The problem: VFS misclassifies gz files (ie. files whose name ends in .gz
) as regular files, rather than as GZIP files. This prevents us from using VFS to read the (decompressed) content of gz files, without some special-case manually hack-arounding.
I've traced the problem to org.apache.commons.vfs2.impl.FileContentInfoFilenameFactory.create()
, which calls
FileNameMap fileNameMap = URLConnection.getFileNameMap();
contentType = fileNameMap.getContentTypeFor(name);
This loads the file content-types.properties
from the current Java installation.
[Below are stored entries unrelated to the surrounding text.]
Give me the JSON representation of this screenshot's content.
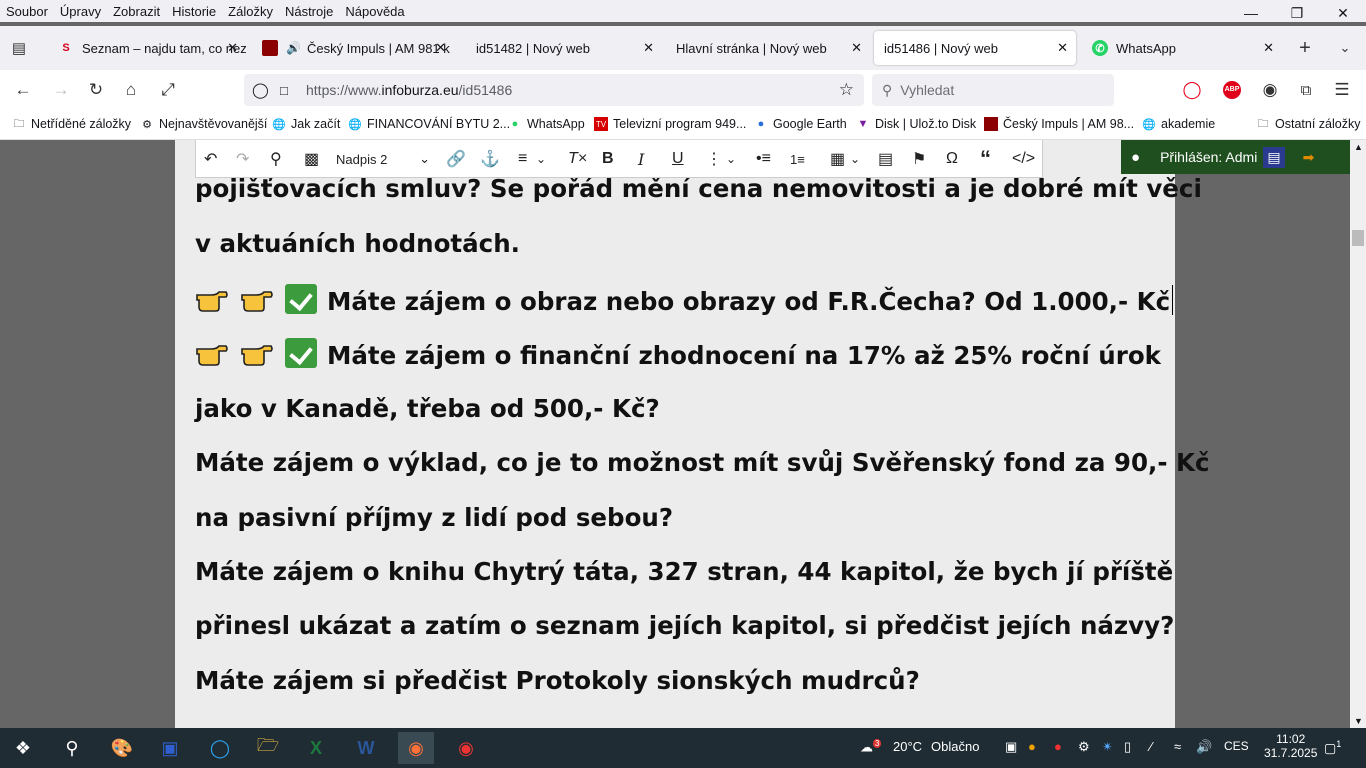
{
  "menu": [
    "Soubor",
    "Úpravy",
    "Zobrazit",
    "Historie",
    "Záložky",
    "Nástroje",
    "Nápověda"
  ],
  "tabs": [
    {
      "title": "Seznam – najdu tam, co nezn",
      "fav": "S",
      "favcolor": "#d6001c"
    },
    {
      "title": "Český Impuls | AM 981 k",
      "fav": "",
      "favcolor": "#8b0000"
    },
    {
      "title": "id51482 | Nový web",
      "fav": "",
      "favcolor": ""
    },
    {
      "title": "Hlavní stránka | Nový web",
      "fav": "",
      "favcolor": ""
    },
    {
      "title": "id51486 | Nový web",
      "fav": "",
      "favcolor": ""
    },
    {
      "title": "WhatsApp",
      "fav": "✆",
      "favcolor": "#25d366"
    }
  ],
  "url": {
    "prefix": "https://www.",
    "host": "infoburza.eu",
    "path": "/id51486"
  },
  "search_placeholder": "Vyhledat",
  "bookmarks": [
    "Netříděné záložky",
    "Nejnavštěvovanější",
    "Jak začít",
    "FINANCOVÁNÍ BYTU 2...",
    "WhatsApp",
    "Televizní program 949...",
    "Google Earth",
    "Disk | Ulož.to Disk",
    "Český Impuls | AM 98...",
    "akademie",
    "Ostatní záložky"
  ],
  "editor": {
    "heading_select": "Nadpis 2"
  },
  "admin": {
    "label": "Přihlášen: Admi"
  },
  "content": {
    "lines": [
      "pojišťovacích smluv? Se pořád mění cena nemovitosti a je dobré mít věci",
      "v aktuáních hodnotách.",
      "Máte zájem o obraz nebo obrazy od F.R.Čecha? Od 1.000,- Kč",
      "Máte zájem o finanční zhodnocení na 17% až 25% roční úrok",
      "jako v Kanadě, třeba od 500,- Kč?",
      "Máte zájem o výklad, co je to možnost mít svůj Svěřenský fond za 90,- Kč",
      "na pasivní příjmy z lidí pod sebou?",
      "Máte zájem o knihu Chytrý táta, 327 stran, 44  kapitol, že bych jí příště",
      "přinesl ukázat a zatím o seznam jejích kapitol, si předčist jejích názvy?",
      "Máte zájem si předčist Protokoly sionských mudrců?"
    ]
  },
  "taskbar": {
    "weather_temp": "20°C",
    "weather_text": "Oblačno",
    "weather_badge": "3",
    "lang": "CES",
    "time": "11:02",
    "date": "31.7.2025",
    "notif": "1"
  }
}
This file (on Windows, at least) contains this mapping:
application/octet-stream: \
description=Generic Binary Stream;\
file_extensions=.saveme,.dump,.hqx,.arc,.obj,.lib,.bin,.exe,.zip,.gz
According to the source code, org.apache.commons.vfs2.impl.FileTypeMap
allows this mapping to take precedence over the file extension map with which VFS was configured.
Can anyone think of a way of either (a) extending a class or two of VFS to work around this problem or (b) configuring VFS and/or Java itself so that VFS correctly classifies gz files?
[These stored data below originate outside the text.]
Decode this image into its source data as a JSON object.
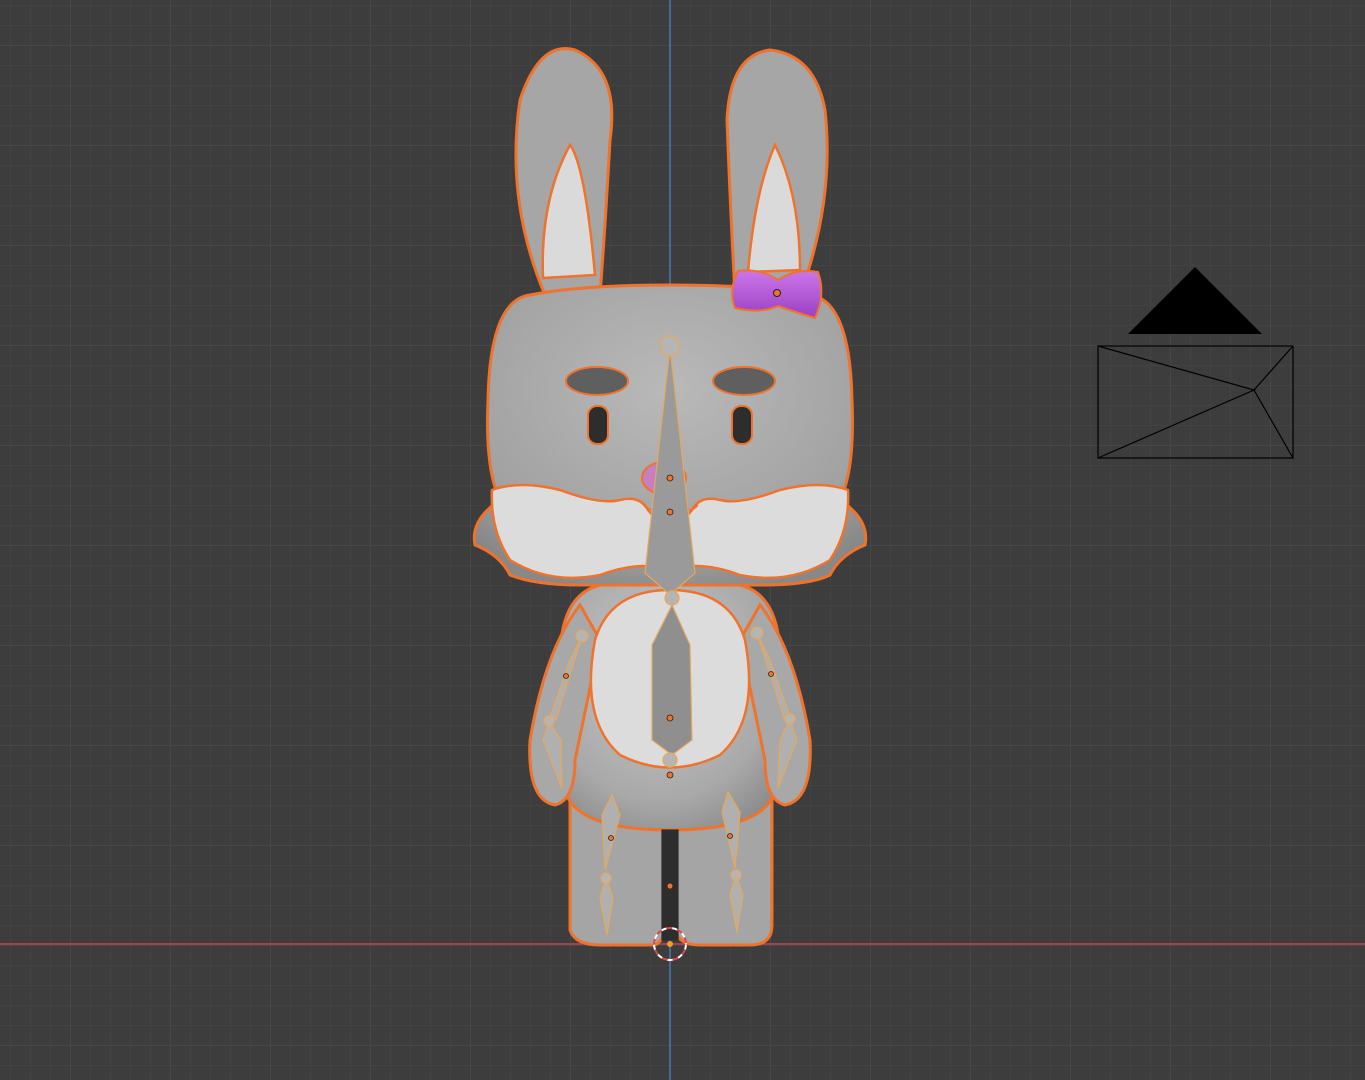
{
  "viewport": {
    "view": "front-orthographic",
    "grid": true,
    "colors": {
      "background": "#3d3d3d",
      "x_axis": "#c0455a",
      "z_axis": "#4a74b8",
      "selection_outline": "#f0722b",
      "armature": "#e8a85a",
      "bow": "#b45ad6"
    }
  },
  "scene": {
    "objects": [
      {
        "name": "bunny-mesh",
        "type": "mesh",
        "selected": true
      },
      {
        "name": "bow-mesh",
        "type": "mesh",
        "selected": true
      },
      {
        "name": "armature",
        "type": "armature",
        "selected": true
      },
      {
        "name": "camera",
        "type": "camera",
        "selected": false
      },
      {
        "name": "3d-cursor",
        "type": "cursor"
      }
    ]
  }
}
Create a class like the following, to override the getContentTypeFor
method of FileNameMap
and exclude the troublesome application/octet-stream
entry:
public static class MyFileNameMap implements FileNameMap
{
private FileNameMap delegate = URLConnection.getFileNameMap();
@Override
public String getContentTypeFor( String fileName )
{
String contentType = delegate.getContentTypeFor( fileName );
if( "application/octet-stream".equals( contentType ) )
{
// Sun's java classifies zip and gzip as application/octet-stream,
// which VFS then uses, instead of looking at its extension
// map for a more specific mime type
return null;
}
return contentType;
}
}
Install this new class via:
URLConnection.setFileNameMap( new MyFileNameMap() );
Now when you call FileSystemManager.resolveFile()
, VFS will choose the correct file type for gz
files by falling back to its extensions map.
Note: This is a global change to the current JVM, so be careful if you are using any other code that needs this mime type entry for things like .exe
files.